Centrodestra al 46,4%, centrosinistra al 25,6%: ancora più di venti punti percentuali di differenza. I risultati della Supermedia YouTrend, gli ultimi prima della pausa estiva, rappresentano anche il bilancio di un anno nel quale si è votato alle politiche, alle regionali e alle amministrative. Non esiste alcuna alternativa al centrodestra: i numeri e il sentiment del Paese dicono soltanto questo. Assai significativo pure il fatto che questa media dei sondaggi coincida non soltanto con la stagione nella quale molte persone sono sotto l’ombrellone, ma anche con i giorni delle polemiche sul reddito di cittadinanza e sul salario minimo, i cavalli di battaglia dei Cinque Stelle e di una sinistra in perenne crisi di identità.
Fratelli d’Italia resta non soltanto il primo partito al 29%, ma aumenta dello 0,2 rispetto a due settimane fa (20 luglio). Il Partito Democratico è stabile al 20,1%, il Movimento Cinque Stelle cresce dello 0,2 e arriva al 16%. Continuando: Lega al 9,2% (-0,2), Forza Italia al 7,4% (-0,2), Azione stabile al 3,7%, Verdi-Sinistra sempre al 3,2%, Italia Viva al 2,9% (-0,1), +Europa al 2,3% (-0,1). Poi tutti gli altri partiti. Non cambia praticamente nulla e questo significa che l’orientamento politico è radicato negli elettori, perlomeno in questa fase.
LA STRIGLIATA DI GIORGIA
Eppure Giorgia Meloni, premier e leader di Fratelli d’Italia, ha strigliato la maggioranza ieri, in occasione degli auguri di buona vacanze. L’incidente parlamentare sul via libera alla “patrimoniale” ha mandato su tutte le furie il presidente del consiglio. “Della patrimoniale di Fratoianni ne parliamo fra dieci anni. Ma come si fa? Bastava vedere il nome”, ha detto. Proseguendo: “Dobbiamo stare più attenti, coordinarci meglio perché non ci siano scollamenti tra Parlamento e Governo e per non commettere altre leggerezze ed errori superficiali”. Un ragionamento effettuato, come racconta Il Corriere della Sera, alla presenza dei vicepremier Tajani e Salvini e dei capigruppo Foti, Malan, Barelli, Ronzulli, Molinari e Romeo. Ha affermato la Meloni: “Dobbiamo leggere con più attenzione gli ordini del giorno che arrivano da sinistra perché congegnati per metterci in difficoltà. Occhio ai temi che ci danneggiano perché fanno infuriare gli italiani, come i vitalizi e l’aumento degli stipendi ai deputati”.
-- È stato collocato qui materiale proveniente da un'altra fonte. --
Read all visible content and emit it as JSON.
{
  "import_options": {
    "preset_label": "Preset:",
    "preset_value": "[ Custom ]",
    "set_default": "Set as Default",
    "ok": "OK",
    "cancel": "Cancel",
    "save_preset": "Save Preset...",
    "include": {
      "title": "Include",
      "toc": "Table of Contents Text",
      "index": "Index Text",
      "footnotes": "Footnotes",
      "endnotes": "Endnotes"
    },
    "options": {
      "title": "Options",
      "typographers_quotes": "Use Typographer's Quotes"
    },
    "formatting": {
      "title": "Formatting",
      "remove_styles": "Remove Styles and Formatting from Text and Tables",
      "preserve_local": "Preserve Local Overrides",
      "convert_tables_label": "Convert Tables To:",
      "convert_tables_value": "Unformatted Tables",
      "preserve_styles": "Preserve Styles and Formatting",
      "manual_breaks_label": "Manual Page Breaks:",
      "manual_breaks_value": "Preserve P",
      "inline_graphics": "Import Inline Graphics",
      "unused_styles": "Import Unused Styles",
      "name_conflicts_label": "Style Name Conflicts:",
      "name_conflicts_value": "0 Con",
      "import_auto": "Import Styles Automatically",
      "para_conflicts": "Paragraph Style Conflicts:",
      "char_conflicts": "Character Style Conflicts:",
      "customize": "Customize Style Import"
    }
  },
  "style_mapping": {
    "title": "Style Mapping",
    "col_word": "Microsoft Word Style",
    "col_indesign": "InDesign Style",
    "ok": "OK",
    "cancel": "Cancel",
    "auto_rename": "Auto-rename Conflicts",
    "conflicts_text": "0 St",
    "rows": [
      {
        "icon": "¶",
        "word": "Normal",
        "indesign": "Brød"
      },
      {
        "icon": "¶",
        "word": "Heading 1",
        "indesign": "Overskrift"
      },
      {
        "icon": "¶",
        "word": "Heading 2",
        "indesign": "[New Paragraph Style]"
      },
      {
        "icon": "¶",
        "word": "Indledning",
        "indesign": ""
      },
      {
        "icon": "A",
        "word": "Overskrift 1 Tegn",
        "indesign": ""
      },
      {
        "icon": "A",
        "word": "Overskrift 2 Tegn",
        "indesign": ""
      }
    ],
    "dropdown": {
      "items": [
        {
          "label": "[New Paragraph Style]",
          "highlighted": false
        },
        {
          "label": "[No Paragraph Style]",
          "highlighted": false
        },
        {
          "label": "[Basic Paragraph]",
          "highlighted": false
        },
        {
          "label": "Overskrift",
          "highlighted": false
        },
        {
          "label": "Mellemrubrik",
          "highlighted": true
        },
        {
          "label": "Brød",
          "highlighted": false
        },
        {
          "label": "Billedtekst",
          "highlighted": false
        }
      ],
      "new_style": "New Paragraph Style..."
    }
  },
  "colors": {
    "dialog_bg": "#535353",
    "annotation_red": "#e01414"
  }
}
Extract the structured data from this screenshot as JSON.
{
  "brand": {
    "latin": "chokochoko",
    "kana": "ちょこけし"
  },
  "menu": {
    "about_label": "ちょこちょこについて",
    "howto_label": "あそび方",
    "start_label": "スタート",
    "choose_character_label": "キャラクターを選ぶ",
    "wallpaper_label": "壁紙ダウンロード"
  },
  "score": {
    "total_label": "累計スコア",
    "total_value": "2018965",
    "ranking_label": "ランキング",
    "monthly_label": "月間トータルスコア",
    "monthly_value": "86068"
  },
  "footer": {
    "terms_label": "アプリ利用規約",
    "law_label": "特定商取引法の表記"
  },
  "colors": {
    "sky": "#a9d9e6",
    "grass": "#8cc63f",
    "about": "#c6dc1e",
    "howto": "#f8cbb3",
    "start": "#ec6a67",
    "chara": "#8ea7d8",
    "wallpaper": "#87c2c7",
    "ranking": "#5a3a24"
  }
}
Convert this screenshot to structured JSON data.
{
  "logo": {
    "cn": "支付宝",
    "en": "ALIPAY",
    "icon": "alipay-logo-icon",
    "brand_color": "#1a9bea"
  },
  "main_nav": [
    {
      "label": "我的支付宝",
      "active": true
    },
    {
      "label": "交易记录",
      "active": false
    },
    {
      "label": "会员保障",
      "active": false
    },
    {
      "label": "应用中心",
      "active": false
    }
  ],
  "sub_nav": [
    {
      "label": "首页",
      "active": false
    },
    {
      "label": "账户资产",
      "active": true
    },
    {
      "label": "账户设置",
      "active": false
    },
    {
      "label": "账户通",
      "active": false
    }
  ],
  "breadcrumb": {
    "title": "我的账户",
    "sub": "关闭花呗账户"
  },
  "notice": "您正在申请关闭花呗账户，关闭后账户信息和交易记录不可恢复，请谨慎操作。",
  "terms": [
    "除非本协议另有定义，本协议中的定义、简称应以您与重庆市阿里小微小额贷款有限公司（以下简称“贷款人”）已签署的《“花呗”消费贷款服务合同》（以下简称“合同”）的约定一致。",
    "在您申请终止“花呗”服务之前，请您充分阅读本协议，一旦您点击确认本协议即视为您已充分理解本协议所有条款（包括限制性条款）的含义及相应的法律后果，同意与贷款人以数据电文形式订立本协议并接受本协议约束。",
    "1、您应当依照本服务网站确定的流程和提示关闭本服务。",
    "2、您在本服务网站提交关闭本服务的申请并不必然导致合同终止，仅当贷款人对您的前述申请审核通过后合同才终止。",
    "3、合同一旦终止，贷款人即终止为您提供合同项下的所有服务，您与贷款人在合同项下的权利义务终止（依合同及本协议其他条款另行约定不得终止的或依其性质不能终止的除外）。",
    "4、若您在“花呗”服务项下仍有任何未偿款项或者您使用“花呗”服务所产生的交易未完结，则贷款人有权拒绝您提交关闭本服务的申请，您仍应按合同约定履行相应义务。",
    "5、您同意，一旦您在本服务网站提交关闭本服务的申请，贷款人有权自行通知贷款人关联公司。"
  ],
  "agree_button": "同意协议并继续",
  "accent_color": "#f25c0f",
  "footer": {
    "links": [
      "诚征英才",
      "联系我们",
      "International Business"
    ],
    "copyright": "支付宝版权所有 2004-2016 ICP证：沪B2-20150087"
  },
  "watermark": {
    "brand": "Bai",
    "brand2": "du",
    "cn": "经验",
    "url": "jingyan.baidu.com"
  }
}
LA BONIFICA DELLA VALLE DEL SACCO
I parlamentari di Fratelli d’Italia Massimo Ruspandini, Paolo Pulciani e Aldo Mattia hanno inviato una lettera al viceministro dell’ambiente Vannia Gava per sollecitare un incontro interdipartimentale tra il Ministero, la commissione ambiente e la Regione Lazio. Per avviare le opere di bonifica del Sito di interesse nazionale del bacino del fiume Sacco. Iniziativa importante, ma va ricordato che da sempre sul territorio Fratelli d’Italia, sotto la guida di Massimo Ruspandini, è in trincea sul più importante dei temi ambientali: l’inquinamento della Valle del Sacco. Gli odori nauseabondi che hanno ammorbato (e ammorbano) Ceccano, Patrica, Supino e una parte di Frosinone vanno avanti da anni. La schiuma, i pesci morti e la devastazione del Sacco hanno caratterizzato i momenti più bui della storia di questa provincia. Risposte vere non sono mai arrivate, men che meno negli ultimi dieci anni di Regione a guida centrosinistra. Senza una effettiva bonifica della Valle del Sacco è impossibile parlare di rilancio della Ciociaria. Nessuna impresa di questo territorio ha le capacità economiche per bonificare il sito dove insiste la propria realtà. Le rigide norme previste dal Sin vanno contro il buon senso e penalizzano sul nascere le aziende. Non soltanto andrebbe completamente rivista la perimetrazione, ma anche il sistema di assegnazione dei fondi per la bonifica. Altrimenti la Ciociaria rischia di arrivare ultima ancora una volta. E’ su questi aspetti pratici che bisogna intervenire. C’è poi il Piano di risanamento della qualità dell’aria elaborato dalla passata Amministrazione regionale. Anche su quello le associazioni di categoria lanciarono l’allarme per una indicazione di aree rosse e verdi non calate sulle effettive situazioni dei singoli territori. La sfida della bonifica della Valle del Sacco dovrebbe ripristinare il primato delle evidenze scientifiche. Non dei pregiudizi ideologici.